Porém, um assunto roubou a cena. Os recursos provenientes do precatório do antigo Fundo de Manutenção e Desenvolvimento do Ensino Fundamental e de Valorização do Magistério (Fundef). Dariomar reiterou o que já havia mencionada na última assembleia do Sindicato dos Servidores Municipais de Altaneira (Sinsema) realizada no dia 22 de julho. “Ainda não consegui uma assessoria para definir com devo proceder. Necessito de uma segurança jurídica”, disse ele.


No tema livre, o precatório também foi mencionado. O líder da oposição na casa, o vereador professor Adeilton (PSD) arguiu que a câmara dará a legalidade para o gestor agir no que toca a distribuição dos recursos. “O dinheiro está na conta. Nós estamos sentindo o cheiro do dinheiro. Mas se formos esperar uma decisão da ministra Carmem Lúcia ou se os professores decidirem por entrar na justiça talvez o senhor termine seu mandato e nós não teremos como receber e você não possa utilizar o dinheiro", argumentou. Para o edil, seria importante que a distribuição seja tal qual manda o Fundo de Manutenção e Desenvolvimento da Educação Básica e de Valorização dos Profissionais da Educação (Fundeb), 60% para os professores e 40% para investir em educação e acabou citando exemplos de municípios em que a repartição foi de forma igualitária.

Porém, Dariomar voltou a afirmar que não pode se basear nos exemplos, pois não quer ser punido.  Segundo ele, Potengi já pagou e gastou tanto os 60 como os 40% e indagou: e se eles gastaram os 40% com algo que não seja relacionado à educação, como vão fazer para reparar o montante? "A questão não é essa.

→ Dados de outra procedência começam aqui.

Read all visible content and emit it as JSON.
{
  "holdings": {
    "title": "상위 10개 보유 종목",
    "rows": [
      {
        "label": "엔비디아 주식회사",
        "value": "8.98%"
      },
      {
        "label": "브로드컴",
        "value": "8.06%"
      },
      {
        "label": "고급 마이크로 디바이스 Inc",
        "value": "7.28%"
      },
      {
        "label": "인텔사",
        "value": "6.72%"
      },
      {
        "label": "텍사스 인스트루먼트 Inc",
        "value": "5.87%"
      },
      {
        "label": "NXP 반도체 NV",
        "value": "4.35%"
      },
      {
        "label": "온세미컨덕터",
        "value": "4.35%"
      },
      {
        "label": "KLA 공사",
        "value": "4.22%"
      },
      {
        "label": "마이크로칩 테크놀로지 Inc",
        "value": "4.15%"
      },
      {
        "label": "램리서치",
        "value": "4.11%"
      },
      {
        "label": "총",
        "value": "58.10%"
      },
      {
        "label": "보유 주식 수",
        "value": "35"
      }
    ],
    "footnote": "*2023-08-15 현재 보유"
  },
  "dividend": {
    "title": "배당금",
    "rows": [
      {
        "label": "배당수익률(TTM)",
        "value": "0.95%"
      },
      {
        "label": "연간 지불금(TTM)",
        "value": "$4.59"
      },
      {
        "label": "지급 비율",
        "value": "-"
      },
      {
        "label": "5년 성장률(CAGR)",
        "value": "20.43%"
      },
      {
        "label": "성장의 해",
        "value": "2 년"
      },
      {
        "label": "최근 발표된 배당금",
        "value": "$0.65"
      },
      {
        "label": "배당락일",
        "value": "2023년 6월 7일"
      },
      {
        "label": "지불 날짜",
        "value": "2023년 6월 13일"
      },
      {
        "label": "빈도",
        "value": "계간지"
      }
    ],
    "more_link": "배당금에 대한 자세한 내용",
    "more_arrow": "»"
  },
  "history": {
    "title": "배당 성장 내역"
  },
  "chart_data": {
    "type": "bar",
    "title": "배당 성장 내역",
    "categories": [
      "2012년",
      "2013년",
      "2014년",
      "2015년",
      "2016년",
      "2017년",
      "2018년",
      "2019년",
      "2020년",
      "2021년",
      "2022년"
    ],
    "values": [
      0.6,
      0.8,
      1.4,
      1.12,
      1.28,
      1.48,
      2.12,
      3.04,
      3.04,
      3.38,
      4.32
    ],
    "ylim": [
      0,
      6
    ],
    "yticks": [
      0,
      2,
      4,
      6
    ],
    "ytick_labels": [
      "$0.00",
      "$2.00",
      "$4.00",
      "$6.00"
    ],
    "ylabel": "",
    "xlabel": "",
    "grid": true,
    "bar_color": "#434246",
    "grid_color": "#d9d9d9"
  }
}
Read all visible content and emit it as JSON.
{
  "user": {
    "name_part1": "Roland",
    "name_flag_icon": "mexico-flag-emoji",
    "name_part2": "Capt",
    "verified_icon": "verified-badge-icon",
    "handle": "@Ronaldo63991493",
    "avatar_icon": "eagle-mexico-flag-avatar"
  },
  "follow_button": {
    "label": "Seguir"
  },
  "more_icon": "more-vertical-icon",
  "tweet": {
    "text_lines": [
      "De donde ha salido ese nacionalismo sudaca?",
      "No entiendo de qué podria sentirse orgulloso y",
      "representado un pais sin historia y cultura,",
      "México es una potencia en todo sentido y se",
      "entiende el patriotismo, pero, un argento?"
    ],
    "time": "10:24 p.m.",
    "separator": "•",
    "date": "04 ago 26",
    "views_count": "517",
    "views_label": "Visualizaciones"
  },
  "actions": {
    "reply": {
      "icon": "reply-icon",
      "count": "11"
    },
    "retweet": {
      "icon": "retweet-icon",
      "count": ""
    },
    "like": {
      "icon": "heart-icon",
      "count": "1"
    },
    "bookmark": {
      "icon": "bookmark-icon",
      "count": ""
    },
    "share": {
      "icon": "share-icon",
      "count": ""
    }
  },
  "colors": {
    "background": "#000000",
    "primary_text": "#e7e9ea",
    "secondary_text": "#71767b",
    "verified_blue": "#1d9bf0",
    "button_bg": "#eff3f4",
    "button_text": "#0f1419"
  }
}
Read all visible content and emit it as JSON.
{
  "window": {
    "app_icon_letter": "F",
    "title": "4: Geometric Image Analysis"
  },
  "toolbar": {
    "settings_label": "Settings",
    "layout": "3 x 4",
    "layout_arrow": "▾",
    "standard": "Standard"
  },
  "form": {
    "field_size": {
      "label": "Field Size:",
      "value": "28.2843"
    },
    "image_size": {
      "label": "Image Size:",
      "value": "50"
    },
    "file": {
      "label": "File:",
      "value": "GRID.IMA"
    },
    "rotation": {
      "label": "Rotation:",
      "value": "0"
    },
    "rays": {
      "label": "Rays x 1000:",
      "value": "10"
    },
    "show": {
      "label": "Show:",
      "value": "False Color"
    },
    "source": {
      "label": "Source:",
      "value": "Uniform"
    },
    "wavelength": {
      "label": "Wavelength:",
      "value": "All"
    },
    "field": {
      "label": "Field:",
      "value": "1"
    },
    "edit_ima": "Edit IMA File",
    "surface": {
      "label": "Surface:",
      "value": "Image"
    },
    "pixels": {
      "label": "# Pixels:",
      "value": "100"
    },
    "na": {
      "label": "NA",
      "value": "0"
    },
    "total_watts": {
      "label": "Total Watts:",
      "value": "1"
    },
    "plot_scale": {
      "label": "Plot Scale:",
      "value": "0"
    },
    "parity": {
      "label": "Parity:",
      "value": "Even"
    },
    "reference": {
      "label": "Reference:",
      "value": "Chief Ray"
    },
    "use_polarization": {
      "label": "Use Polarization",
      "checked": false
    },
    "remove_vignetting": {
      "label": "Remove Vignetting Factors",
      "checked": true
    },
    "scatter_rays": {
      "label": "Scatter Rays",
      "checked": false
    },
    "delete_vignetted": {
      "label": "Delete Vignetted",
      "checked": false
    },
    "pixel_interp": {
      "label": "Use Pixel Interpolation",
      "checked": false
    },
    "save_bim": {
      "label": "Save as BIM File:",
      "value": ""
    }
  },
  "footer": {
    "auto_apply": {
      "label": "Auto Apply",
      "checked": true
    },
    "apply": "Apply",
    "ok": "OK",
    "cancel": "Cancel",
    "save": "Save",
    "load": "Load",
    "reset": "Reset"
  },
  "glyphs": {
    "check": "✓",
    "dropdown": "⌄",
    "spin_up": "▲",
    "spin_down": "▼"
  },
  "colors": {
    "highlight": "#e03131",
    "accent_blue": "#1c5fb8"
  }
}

Temos muito o que fazer na educação. Escolas necessitam de reformas, como a Joaquim Rufino de Oliveira. “Eu ainda não tenho segurança se o dinheiro é do município, mas também não tenho para dizer que é dos professores”, frisou. O gestor ressaltou que entende a angustia dos docentes e pediu que eles não parassem de lutar por seus direitos. Ainda no que toca ao parecer jurídico que lhe fundamente na causa, o mesmo afirmou que no próximo domingo, 13, irá apresentar a direção do Sinsema e aos professores vários pareceres que irão demonstrar que não é má vontade sua em não pagar, mas que ele quer fazer tudo dentro da legalidade.

Ao final, ele convidou a casa e a população para a audiência pública versando sobre o Plano Plurianual (PPA) que se dará na próxima segunda-feira, 14.

A fala do prefeito foi acompanhada por alguns servidores e secretários, como o de Governo, Deza Soares, de Agricultura e Meio Ambiente, Ceza Cristóvão e de Administração e Finanças, Humberto Batista.